The website absolutely looks like adware. I hate the website so much that I always install it through Winget.

winget install 2BrightSparks.SyncBackFree

Ignoring the Libary Folder

The trick is to get SyncBack to ignore just the libary folder in our backups. How?

First, create the backup profile like normal, copying the Unity Projects folder from one source to it’s backup destination. The software is pretty simple and the UI clear, you will figure it out. In my case, the destination is a folder on my NAS; but you can use external drives or what-have-you.

Next, open the profile settings (Right click > modify) and choose ‘Change Filter’.

Change filter button in SyncBack’s profile options window

Then, in the filters window, add an option to the right list, Files/Folders NOT to copy. Add the rule “*\Library\*”

Ignoring anything in folders called “Library”

I also ignore the ‘Temp’ folder the same way.

Lastly, double check it’s working correctly! And you aren’t ignoring that wonderful ‘Libary’ project, or using this for tools/projects that require ‘Libary’ folders! (Arduino?)

Always Double Check

The first time you set up a backup profile, you can perform a ‘simulated’ run. Do it! Check that it’s actually backing everything you want up.

Mac software: SyncTime

On Mac, I do basically the exact same thing with SyncTime. It’s $10 and worth it.

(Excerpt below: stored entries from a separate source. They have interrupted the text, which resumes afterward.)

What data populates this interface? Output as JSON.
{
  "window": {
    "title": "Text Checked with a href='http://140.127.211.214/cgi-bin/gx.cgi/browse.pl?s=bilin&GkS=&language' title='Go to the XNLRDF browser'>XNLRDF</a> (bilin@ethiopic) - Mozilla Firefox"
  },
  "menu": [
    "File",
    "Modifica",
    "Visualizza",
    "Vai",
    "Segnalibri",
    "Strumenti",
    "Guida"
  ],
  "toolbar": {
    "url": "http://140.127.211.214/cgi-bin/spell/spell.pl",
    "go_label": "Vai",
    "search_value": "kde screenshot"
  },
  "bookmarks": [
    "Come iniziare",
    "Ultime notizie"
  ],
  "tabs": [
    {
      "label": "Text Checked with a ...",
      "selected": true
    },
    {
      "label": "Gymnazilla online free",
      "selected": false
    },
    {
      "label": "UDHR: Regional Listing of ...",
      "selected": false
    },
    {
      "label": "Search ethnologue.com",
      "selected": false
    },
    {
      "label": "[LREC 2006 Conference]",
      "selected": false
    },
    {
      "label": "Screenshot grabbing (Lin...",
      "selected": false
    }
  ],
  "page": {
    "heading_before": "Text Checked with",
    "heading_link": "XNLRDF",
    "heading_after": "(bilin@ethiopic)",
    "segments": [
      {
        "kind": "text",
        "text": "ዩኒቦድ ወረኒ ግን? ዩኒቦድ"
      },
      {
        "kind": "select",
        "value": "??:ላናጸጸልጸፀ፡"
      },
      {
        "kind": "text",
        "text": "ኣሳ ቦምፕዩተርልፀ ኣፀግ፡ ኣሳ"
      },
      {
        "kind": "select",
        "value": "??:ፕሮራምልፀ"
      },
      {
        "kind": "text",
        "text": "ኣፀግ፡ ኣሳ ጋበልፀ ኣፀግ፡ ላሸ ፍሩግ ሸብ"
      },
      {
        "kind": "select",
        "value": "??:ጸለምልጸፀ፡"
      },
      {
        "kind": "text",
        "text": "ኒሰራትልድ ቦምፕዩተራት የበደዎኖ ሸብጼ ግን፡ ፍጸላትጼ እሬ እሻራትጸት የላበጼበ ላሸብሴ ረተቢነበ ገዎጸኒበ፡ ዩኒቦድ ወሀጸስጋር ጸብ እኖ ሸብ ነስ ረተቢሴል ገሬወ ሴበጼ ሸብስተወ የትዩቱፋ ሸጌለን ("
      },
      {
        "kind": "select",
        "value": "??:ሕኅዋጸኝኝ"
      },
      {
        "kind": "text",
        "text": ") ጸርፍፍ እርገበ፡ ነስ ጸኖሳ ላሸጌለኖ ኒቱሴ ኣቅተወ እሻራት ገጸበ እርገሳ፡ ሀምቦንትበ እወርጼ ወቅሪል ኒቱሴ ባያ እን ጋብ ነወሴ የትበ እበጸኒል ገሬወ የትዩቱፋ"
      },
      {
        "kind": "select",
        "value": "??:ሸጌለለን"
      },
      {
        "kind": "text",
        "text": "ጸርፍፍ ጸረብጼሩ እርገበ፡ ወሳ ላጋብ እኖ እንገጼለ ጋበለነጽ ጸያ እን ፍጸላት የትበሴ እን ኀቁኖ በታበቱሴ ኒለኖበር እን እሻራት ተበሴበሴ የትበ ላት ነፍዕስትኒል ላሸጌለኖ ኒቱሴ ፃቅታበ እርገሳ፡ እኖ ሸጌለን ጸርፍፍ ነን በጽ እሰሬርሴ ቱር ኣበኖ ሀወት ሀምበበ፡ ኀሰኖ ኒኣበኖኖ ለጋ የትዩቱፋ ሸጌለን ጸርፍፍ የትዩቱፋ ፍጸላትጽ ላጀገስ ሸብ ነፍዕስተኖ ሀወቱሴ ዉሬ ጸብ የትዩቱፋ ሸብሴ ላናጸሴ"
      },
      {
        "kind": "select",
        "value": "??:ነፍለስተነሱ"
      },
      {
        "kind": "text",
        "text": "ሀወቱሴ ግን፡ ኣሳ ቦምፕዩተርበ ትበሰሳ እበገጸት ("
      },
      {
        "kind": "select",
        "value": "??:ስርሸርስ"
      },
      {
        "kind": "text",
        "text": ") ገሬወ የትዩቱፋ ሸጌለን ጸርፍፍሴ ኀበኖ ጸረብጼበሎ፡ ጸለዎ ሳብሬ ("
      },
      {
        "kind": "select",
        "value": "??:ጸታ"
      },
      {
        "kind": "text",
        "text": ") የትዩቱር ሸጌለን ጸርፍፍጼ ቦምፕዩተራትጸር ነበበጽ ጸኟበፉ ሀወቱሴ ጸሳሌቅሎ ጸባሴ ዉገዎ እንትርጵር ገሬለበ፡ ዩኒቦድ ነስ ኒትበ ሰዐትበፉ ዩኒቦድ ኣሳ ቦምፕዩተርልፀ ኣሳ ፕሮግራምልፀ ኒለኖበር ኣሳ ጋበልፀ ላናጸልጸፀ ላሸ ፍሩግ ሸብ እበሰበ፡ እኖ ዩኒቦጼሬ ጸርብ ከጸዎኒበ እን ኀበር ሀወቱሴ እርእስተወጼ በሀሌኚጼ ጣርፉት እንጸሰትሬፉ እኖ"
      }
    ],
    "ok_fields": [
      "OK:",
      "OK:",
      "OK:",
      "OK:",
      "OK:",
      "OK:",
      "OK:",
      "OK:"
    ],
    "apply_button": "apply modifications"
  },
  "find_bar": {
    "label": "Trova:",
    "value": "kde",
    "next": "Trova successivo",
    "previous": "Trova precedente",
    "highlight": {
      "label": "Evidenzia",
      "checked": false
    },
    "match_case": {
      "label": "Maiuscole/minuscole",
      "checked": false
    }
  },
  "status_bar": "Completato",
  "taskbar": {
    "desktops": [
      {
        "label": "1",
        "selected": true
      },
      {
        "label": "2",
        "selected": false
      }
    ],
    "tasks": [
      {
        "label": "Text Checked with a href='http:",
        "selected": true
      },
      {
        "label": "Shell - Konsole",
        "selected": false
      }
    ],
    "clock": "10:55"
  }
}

I also have an SSD set up with Time Machine, which is ALSO good software. I don’t only use time machine, because I want something I can easily plug into another machine and grab data from in an emergency.

Backup Strategy Two: Backblaze

I have been a happy user of Backblaze Cloud Backup for over a decade. I backup three machines with it. (Actually four, I also pay for my Mom’s laptop backups as a renewing gift). I have nothing but positive experiences with the company. Set it and forget it!

Backblaze Control Panel

If I really feel like procrastinating, I will go into the backblaze settings and ignore library folder’s. I usually forget to do this, and it’s fine. It’s probably fine.